Over the weeks, nothing really improved. I continued to use the shields but breastfeeding still hurt. I would cry in the night from the pain and think about going to buy formula in the morning. Then the sun would come up and I would see that little face and know I had to keep trying. She was still vomiting constantly and had to be held upright most of the time, but would routinely scream for four hours until passing out for exhaustion. One day, at 9 weeks, all of a sudden Scarlett refused to go near the nipple shields. I tried her without it – and she latched! It still hurt. But I could overlook that for the fact she was feeding all by herself. We used shields for another two weeks just at night time, and then she was done with them altogether. It felt like such a huge win! This photo was taken for our first ‘out in public’ feed, because I wasnt comfortable feeding in front of others with the shields (I’m just not that coordinated!)


At 15 weeks we saw our new GP and he immediately prescribed omeprazole for Scarletts reflux – and just like that, she started to gain weight. My skinny little pocket rocket became a roly poly chunky girl. She was still a bit fussy though and seemed to have a lot of belly pain. After a lot of thinking and trial and error we found out she had a Cows Milk Protein Intolerance, so all the dairy I was eating was upsetting her belly. From 4-11 months I cut all dairy from my diet, not even having thing that ‘may contain traces of dairy’. You don’t realize how restrictive that is until you’re in the situation. Salami, chicken stock, gravy – it all had dairy! But again – I was committed and I would do anything to give my girl the best start so that’s just what it took.

Still the breastfeeding hurt.

We saw an IBCLC/GP when Scarlett was about six months old. She gave us some tips on dealing with CMPI and also checked for tongue/lip ties and gave Scarlett the all clear.

When she was 7 months old I had to return to work part time. Scarlett wasn’t fond of real food at this point so still got all of her nutrition from breastmilk – which means I had to pump. Turns out I suck at pumping! I became good friends with (dairy free) lactation cookies and made some every single week for five months. The most I was ever able to pump was 100ml total over the course of a day, which Scarlett would then have at childcare the next day. Luckily she wasn’t a fan of bottles either so 100ml was all she needed – I also fed her at drop off and pick up, and gave up my lunch breaks so I could go visit and feed her then too.

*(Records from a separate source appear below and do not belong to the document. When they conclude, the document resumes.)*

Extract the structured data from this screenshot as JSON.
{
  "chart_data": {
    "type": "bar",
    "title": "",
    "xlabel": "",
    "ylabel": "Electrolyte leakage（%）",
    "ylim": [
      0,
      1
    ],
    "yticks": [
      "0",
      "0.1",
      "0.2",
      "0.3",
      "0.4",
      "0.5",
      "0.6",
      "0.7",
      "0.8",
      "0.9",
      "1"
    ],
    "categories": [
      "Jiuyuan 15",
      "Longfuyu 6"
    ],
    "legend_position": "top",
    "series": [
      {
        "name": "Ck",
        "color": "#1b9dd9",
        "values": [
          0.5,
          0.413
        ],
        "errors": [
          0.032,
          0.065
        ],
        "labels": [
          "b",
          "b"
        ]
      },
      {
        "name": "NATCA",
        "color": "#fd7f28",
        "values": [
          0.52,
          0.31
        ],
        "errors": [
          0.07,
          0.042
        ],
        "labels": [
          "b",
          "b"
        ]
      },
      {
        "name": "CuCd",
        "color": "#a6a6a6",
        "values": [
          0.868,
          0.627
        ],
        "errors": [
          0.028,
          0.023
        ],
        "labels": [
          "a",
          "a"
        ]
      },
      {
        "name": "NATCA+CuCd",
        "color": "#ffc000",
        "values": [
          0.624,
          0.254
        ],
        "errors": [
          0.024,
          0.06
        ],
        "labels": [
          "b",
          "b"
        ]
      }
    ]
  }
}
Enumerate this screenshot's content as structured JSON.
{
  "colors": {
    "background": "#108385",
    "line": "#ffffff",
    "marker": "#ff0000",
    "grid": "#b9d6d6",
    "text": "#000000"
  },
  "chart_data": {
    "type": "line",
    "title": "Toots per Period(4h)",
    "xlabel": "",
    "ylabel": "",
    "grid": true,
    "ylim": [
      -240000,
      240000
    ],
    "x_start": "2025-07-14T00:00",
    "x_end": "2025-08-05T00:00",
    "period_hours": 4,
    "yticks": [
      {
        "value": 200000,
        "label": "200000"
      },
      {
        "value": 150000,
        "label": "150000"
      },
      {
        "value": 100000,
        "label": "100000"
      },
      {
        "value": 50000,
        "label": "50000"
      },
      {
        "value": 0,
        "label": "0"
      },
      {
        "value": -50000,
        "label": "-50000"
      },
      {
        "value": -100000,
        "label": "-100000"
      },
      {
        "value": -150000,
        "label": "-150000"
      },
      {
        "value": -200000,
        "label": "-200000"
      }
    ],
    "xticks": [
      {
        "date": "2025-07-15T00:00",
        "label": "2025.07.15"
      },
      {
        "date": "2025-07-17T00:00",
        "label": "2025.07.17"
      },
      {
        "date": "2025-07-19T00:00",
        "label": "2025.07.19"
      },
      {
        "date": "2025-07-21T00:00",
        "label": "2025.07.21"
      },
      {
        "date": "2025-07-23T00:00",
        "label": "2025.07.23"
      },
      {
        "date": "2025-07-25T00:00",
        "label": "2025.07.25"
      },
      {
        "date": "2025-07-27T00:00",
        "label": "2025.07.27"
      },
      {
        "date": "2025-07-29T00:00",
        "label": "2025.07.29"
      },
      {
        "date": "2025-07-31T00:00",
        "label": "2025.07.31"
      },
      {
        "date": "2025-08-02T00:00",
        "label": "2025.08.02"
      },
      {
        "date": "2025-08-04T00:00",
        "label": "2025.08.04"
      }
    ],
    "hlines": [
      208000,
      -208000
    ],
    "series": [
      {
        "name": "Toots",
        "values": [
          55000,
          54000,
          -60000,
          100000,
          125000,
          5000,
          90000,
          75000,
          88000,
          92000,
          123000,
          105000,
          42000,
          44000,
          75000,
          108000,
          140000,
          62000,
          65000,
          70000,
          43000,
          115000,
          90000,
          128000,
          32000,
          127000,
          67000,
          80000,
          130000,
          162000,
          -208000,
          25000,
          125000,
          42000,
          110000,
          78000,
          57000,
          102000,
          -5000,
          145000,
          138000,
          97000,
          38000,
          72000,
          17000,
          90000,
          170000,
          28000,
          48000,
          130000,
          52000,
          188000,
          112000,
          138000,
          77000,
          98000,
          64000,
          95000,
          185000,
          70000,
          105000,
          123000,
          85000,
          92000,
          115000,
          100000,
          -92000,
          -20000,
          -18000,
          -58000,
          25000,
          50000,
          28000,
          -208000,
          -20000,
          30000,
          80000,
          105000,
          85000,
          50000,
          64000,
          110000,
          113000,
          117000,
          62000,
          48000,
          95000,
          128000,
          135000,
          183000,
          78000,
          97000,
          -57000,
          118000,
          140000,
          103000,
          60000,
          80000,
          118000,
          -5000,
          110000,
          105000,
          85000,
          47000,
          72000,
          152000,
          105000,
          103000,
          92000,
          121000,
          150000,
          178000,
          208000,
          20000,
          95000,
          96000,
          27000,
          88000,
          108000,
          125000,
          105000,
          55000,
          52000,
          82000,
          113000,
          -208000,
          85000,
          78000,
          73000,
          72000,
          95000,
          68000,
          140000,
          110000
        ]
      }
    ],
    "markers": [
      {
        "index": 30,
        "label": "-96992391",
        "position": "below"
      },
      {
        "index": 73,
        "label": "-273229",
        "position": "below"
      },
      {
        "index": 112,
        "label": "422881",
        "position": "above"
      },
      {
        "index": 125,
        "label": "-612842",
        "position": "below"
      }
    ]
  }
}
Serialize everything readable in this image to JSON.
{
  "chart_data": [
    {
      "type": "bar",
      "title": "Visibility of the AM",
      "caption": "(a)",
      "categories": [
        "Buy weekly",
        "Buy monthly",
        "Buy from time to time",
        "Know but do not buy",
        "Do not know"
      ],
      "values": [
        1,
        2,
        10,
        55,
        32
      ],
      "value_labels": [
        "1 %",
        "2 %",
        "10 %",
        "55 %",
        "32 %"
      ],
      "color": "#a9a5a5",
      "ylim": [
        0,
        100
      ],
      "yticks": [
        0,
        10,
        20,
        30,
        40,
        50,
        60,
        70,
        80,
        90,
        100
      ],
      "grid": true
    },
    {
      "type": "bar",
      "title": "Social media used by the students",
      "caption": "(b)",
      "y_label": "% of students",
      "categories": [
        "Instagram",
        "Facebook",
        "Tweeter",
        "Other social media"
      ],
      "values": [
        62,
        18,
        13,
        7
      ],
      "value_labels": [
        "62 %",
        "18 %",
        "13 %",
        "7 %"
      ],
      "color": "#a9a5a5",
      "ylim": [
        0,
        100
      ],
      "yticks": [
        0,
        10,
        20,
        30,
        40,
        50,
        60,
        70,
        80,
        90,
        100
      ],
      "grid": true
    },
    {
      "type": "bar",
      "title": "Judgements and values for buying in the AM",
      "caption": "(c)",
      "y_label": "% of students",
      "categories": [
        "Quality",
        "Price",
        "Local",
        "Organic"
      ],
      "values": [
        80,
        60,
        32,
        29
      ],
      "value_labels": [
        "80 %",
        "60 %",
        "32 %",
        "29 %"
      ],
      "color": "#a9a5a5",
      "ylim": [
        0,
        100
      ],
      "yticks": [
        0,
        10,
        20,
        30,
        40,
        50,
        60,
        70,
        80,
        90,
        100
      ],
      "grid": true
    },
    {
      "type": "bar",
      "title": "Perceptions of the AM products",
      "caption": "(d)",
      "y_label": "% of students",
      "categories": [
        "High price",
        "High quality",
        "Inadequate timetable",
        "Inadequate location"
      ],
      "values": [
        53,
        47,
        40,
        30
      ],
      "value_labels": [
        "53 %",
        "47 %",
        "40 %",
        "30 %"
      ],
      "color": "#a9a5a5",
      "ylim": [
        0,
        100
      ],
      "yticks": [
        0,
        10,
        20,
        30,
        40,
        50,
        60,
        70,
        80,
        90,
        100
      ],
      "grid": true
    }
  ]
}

At around eight months, I had my first painless breastfeed. It was amazing to see the light at the end of the long painful tunnel. I still thought Scarlett had a very shallow latch though, so at 10 months we went to see yet another IBCLC for pointers. As soon as she looked at Scarletts mouth she diagnosed a Posterior Tongue Tie and Upper Lip Tie. All of the pain and tears could have been spared had we seen her in the early days. I was (and still am) so frustrated that the others all missed it. We decided not to have the ties revised as the procedure at that age would be traumatic – and we had made it this far after all! But it was nice to know its not something we were doing wrong that made things so hard for us. In the future we will look at having the ties revised if they cause any issues with Scarletts speech or her teeth alignment but for the time being it’s just something to think about later. The pain-free feeds were few and far apart, and I also had to deal with excruciating vasospasms caused from the shallow latch. Still, I couldn’t give up.

Feeding nowadays can still be a bit iffy. For the most part it’s painless but a couple of times a week it will hurt a little. Scarlett still has a very shallow latch and if anything hurts her mouth (like teething, or a horrid case of Hand Food and Mouth that she had once) then it REALLY hurts – but I just grit my teeth and get through it.

In a couple of weeks Scarlett will be turning two! I can’t believe we are still breastfeeding after all of that but I’m so proud of us for making it to full term. Having our photos taken for the Australian Breastfeeding Project was fantastic. I’m so glad we have these beautiful photos to remind us of our journey, however long it may last.